И только теперь, в этой внезапной тишине, до меня дошла вся грандиозность его жертвы. Одинокий колокол посреди кладбища, отвлекающий орду… чтобы дать нам шанс.
Я сжала руль, чувствуя, как что-то внутри меня плачет и немеет одновременно.
И сквозь гул в ушах и тяжёлое дыхание наконец различила этот новый звук – глухое, прерывистое поскрипывание в шасси, которого раньше не было…
Глава XV. Воображаемый друг
Полдень накрыл выжженную степь белым, выцветшим покрывалом.
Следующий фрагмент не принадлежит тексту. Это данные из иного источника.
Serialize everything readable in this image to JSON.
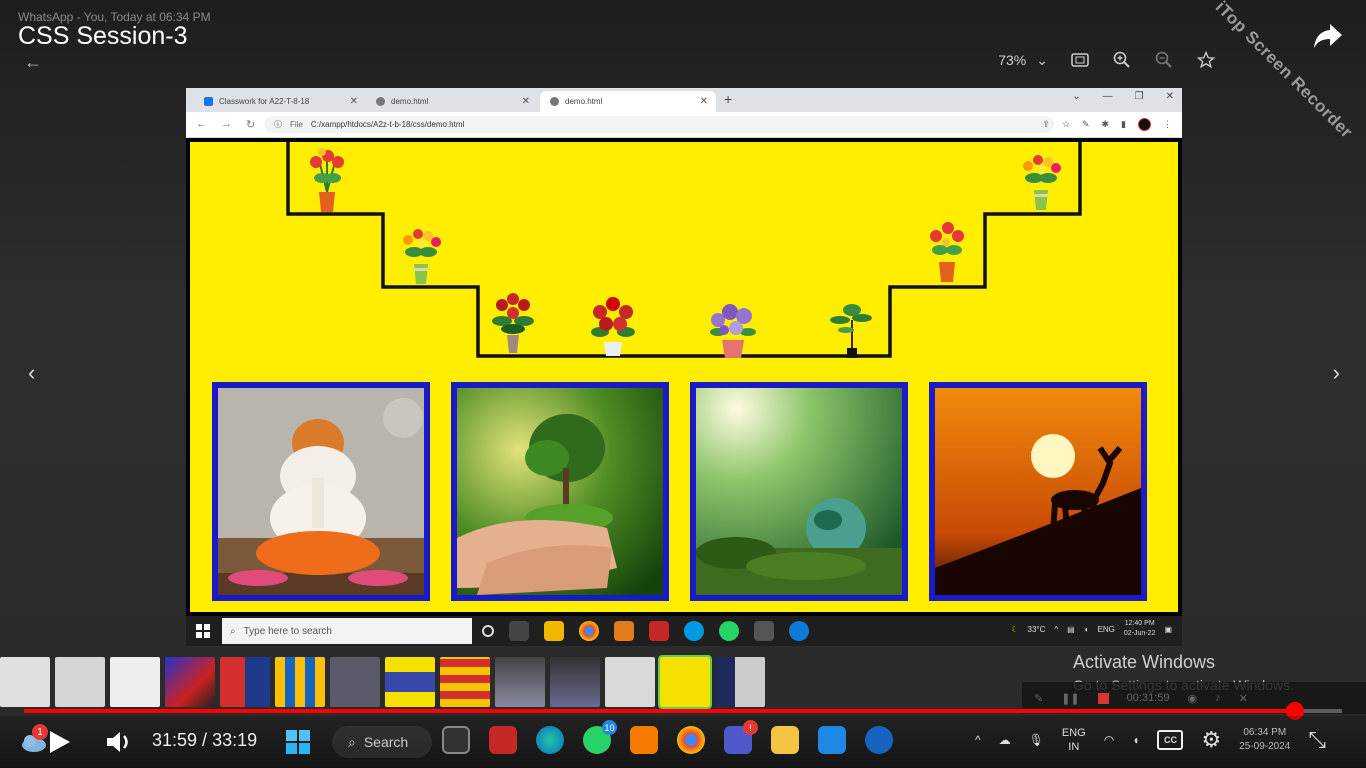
{
  "overlay": {
    "whatsapp_line": "WhatsApp - You, Today at 06:34 PM",
    "video_title": "CSS Session-3",
    "zoom_level": "73%",
    "watermark": "iTop Screen Recorder",
    "prev_arrow": "‹",
    "next_arrow": "›"
  },
  "browser": {
    "tabs": [
      {
        "label": "Classwork for A22-T-8-18",
        "favicon_color": "#1a73e8",
        "close": "✕"
      },
      {
        "label": "demo.html",
        "favicon_color": "#666666",
        "close": "✕"
      },
      {
        "label": "demo.html",
        "favicon_color": "#666666",
        "close": "✕"
      }
    ],
    "new_tab": "+",
    "file_label": "File",
    "url": "C:/xampp/htdocs/A2z-t-b-18/css/demo.html"
  },
  "webpage": {
    "background_color": "#ffee00",
    "border_color": "#1a1ac8",
    "flower_pots": [
      "red-flower-pot",
      "colorful-flower-pot",
      "red-rose-bouquet",
      "red-rose-pot",
      "purple-flower-pot",
      "bonsai-pot",
      "red-flower-pot",
      "colorful-flower-pot"
    ],
    "cards": [
      "ganesha-idol-image",
      "tree-in-hands-image",
      "earth-globe-forest-image",
      "deer-sunset-image"
    ]
  },
  "inner_taskbar": {
    "search_placeholder": "Type here to search",
    "temperature": "33°C",
    "language": "ENG",
    "time": "12:40 PM",
    "date": "02-Jun-22"
  },
  "activation": {
    "title": "Activate Windows",
    "subtitle": "Go to Settings to activate Windows."
  },
  "recorder": {
    "timer": "00:31:59"
  },
  "player": {
    "current_time": "31:59",
    "separator": " / ",
    "duration": "33:19",
    "progress_fraction": 0.964,
    "accent_color": "#ff0000"
  },
  "taskbar": {
    "search_label": "Search",
    "weather_badge": "1",
    "whatsapp_badge": "10",
    "teams_badge": "!",
    "language_top": "ENG",
    "language_bottom": "IN",
    "time": "06:34 PM",
    "date": "25-09-2024",
    "cc_label": "CC"
  }
}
До фермы, где жил дедушка Алисы – рукой подать. Я тащила машину вперёд через бескрайнее поле, и чахлая осока с сухим шелестом ложилась под колёса. Она почти не пахла – лишь пылью и тлением. А сквозь этот шорох настойчиво пробивалось лёгкое, костяное постукивание в подвеске. Напоминание. Цена за спасение.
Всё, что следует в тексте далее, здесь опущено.